Although DeepSeek-R1 was mainly trained with RL on mathematics and coding tasks, it is impressive that generalization to agentic jobs with tool usage via code actions works so well. This capability to generalize to agentic jobs reminds of recent research study by DeepMind that reveals that RL generalizes whereas SFT memorizes, although generalization to tool usage wasn't investigated because work.

Despite its capability to generalize to tool use, DeepSeek-R1 frequently produces really long thinking traces at each step, compared to other designs in my experiments, limiting the usefulness of this design in a single-agent setup. Even simpler jobs in some cases take a very long time to complete.
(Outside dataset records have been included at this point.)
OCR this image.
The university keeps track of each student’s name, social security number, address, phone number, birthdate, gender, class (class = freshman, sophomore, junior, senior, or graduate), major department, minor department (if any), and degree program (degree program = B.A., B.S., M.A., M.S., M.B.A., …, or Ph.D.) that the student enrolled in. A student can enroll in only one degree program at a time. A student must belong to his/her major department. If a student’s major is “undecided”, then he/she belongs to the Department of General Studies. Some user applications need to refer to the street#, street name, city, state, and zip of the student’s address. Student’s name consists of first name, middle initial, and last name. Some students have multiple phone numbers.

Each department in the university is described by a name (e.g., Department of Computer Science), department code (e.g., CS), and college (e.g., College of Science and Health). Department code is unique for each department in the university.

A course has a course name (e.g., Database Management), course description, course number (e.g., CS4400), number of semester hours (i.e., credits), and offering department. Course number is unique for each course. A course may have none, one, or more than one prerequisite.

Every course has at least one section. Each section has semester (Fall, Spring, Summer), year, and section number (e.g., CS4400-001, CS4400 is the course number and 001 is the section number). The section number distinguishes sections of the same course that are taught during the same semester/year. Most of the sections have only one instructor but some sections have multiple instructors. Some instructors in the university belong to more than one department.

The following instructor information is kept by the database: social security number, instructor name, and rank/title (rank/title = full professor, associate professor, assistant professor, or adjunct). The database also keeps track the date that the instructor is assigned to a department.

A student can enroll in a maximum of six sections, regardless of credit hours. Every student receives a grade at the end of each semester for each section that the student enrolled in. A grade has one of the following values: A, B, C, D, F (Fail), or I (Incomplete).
Further RL on agentic tool usage, be it through code actions or not, could be one choice to enhance efficiency.

Underthinking

I likewise observed the underthinking phenomon with DeepSeek-R1. This is when a reasoning design often switches in between different reasoning thoughts without sufficiently checking out promising paths to reach an appropriate solution. This was a significant factor for extremely long thinking traces produced by DeepSeek-R1. This can be seen in the tape-recorded traces that are available for download.

Future experiments

Another typical application of thinking models is to utilize them for planning just, while using other models for generating code actions. This might be a potential brand-new function of freeact, if this separation of functions proves helpful for more complex jobs.

I'm also curious about how thinking designs that already support tool use (like o1, o3, ...) carry out in a single-agent setup, with and without producing code actions. Recent developments like OpenAI's Deep Research or Hugging Face's open-source Deep Research, which likewise uses code actions, look fascinating.